Бронза и кость | страница 82



Я с сомнением окинула взглядом посмертные фотографии, но спорить не стала и принялась разбирать бумаги.

К делу Саффрон подошли со всей ответственностью. Не поскупились на медицинскую экспертизу, частичное вскрытие и консультацию у семейного врача Кроуфордов, обследовали каждый сантиметр покоев погибшей леди, побеседовали со всем ее окружением, не обойдя вниманием даже младших горничных и помощника конюха — даром что тот был коренным ньямарангцем и по-вайтонски знал слова, преимущественно относящиеся к описанию лошадиных статей и нецензурной брани, и к его показаниям пришлось приложить лист с переводом.

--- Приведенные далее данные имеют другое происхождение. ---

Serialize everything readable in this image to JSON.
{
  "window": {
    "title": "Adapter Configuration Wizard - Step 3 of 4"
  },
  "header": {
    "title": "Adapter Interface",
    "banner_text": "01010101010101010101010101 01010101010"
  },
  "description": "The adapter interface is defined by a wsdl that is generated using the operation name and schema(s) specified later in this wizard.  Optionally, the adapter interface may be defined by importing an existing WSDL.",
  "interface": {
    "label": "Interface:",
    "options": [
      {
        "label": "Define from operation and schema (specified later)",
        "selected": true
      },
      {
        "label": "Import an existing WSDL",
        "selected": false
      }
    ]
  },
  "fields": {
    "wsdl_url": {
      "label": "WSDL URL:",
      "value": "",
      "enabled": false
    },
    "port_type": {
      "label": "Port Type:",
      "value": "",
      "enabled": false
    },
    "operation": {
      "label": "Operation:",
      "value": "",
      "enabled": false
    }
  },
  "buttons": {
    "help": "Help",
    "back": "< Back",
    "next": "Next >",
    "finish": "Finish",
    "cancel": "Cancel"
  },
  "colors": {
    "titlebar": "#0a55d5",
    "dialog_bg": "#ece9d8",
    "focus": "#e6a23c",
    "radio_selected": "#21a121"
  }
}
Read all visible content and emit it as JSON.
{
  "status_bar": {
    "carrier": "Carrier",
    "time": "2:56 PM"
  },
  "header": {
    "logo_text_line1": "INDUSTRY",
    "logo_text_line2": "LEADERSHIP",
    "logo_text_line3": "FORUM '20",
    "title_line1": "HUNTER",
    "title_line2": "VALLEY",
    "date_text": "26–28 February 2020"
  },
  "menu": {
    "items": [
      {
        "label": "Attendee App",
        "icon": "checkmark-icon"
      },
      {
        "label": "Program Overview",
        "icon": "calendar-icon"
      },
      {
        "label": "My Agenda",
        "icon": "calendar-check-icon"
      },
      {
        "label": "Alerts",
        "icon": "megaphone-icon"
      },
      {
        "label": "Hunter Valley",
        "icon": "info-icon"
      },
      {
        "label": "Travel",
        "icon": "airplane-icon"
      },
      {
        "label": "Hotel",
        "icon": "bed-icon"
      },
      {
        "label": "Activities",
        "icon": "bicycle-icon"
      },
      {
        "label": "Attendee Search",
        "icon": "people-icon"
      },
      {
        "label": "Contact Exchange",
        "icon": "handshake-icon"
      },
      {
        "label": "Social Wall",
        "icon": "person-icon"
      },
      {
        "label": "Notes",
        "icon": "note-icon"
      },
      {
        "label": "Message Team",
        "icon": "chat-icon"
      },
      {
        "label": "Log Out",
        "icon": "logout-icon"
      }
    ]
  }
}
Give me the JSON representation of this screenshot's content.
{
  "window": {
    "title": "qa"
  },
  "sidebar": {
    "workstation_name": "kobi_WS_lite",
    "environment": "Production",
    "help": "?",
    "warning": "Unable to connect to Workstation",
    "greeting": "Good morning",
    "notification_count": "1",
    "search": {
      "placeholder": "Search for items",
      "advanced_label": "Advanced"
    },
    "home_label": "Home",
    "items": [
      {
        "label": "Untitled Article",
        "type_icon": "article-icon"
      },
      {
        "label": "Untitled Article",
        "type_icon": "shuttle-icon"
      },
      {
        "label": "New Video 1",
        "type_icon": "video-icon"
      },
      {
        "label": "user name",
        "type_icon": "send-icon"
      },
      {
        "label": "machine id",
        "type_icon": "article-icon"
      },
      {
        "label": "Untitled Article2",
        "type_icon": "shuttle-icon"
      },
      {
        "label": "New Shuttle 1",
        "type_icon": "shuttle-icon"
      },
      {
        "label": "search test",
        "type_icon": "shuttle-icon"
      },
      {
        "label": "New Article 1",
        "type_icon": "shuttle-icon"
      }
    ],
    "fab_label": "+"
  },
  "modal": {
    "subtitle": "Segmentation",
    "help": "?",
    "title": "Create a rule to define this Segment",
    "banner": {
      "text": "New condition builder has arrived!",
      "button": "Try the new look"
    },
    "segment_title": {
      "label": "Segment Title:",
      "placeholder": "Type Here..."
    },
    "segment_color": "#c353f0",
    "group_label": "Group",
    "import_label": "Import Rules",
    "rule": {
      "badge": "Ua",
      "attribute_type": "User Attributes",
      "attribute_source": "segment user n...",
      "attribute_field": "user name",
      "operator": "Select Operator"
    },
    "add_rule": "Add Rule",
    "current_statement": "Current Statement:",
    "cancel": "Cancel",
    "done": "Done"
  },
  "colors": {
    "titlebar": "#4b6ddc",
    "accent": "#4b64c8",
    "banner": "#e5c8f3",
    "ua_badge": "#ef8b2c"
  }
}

Близкие Саффрон как один утверждали, что уж она-то всегда видела жизнь в красках и как никто умела находить положительные стороны в любой ситуации. Разве что семейный врач как-то неоптимистично отметил, что это всего лишь один из механизмов защиты психики, но тут же добавил, что весьма действенный: чтобы пойти на столь отчаянный шаг, как самоубийство, должно было случиться что-то гораздо серьезнее, нежели смерть кумира. В конце концов, Саффрон была леди на выданье, а не оголтелой пятнадцатилетней фанаткой!

Протоколы осмотра меж тем утверждали, что Саффрон повела себя как неуравновешенный подросток, склонный к самодеструкции. Предсмертная записка написана ее рукой, угол нанесения ран говорил сам за себя, на ванной и смесителе нашлись только ее отпечатки пальцев — четкие и кровавые…

На основании этого мистер Чаннаронг сделал единственно возможный вывод: Саффрон настолько умело делала хорошую мину при плохой игре, что сумела провести даже родную мать, — а потом все-таки не выдержала и вскрыла вены. Теперь дело готовили к закрытию, а пара протоколов допроса лорда Кроуфорда оказалась погребена под валом информации, подтверждающей версию детектива. Да и что мог сказать раздавленный горем отец, который на момент беседы мистером Хайнсом, кажется, еще не до конца осознавал, что произошло? Тогда он меньше всего был склонен думать, у кого из его идейных противников в Парламенте имелась возможность подобраться поближе к единственной дочери Костяного короля…

Протоколы беседы со скорбящим отцом я изучила особенно дотошно, но в результате только пришла к выводу, что нужно где-то раздобыть кальвадос — яблочный или, на худой конец, грушевый — и зашептать если не на смирение, то хотя бы на здоровую злость.

Если бы я своими глазами не видела недоумевающий призрак Саффрон, я бы и сама поверила в версию детектива Чаннаронга; а пока что склонялась к мысли, что в этой истории не обошлось без того, что папа именовал дешевой мистикой, а мама — основательно продуманной диверсией. Лишить веса слово Костяного короля можно было десятком способов, начиная от подкупа членов парламента и заканчивая хорошей аргументацией своей позиции и отточенным ораторским искусством, но кто-то предпочел запачкать руки в крови. Почему?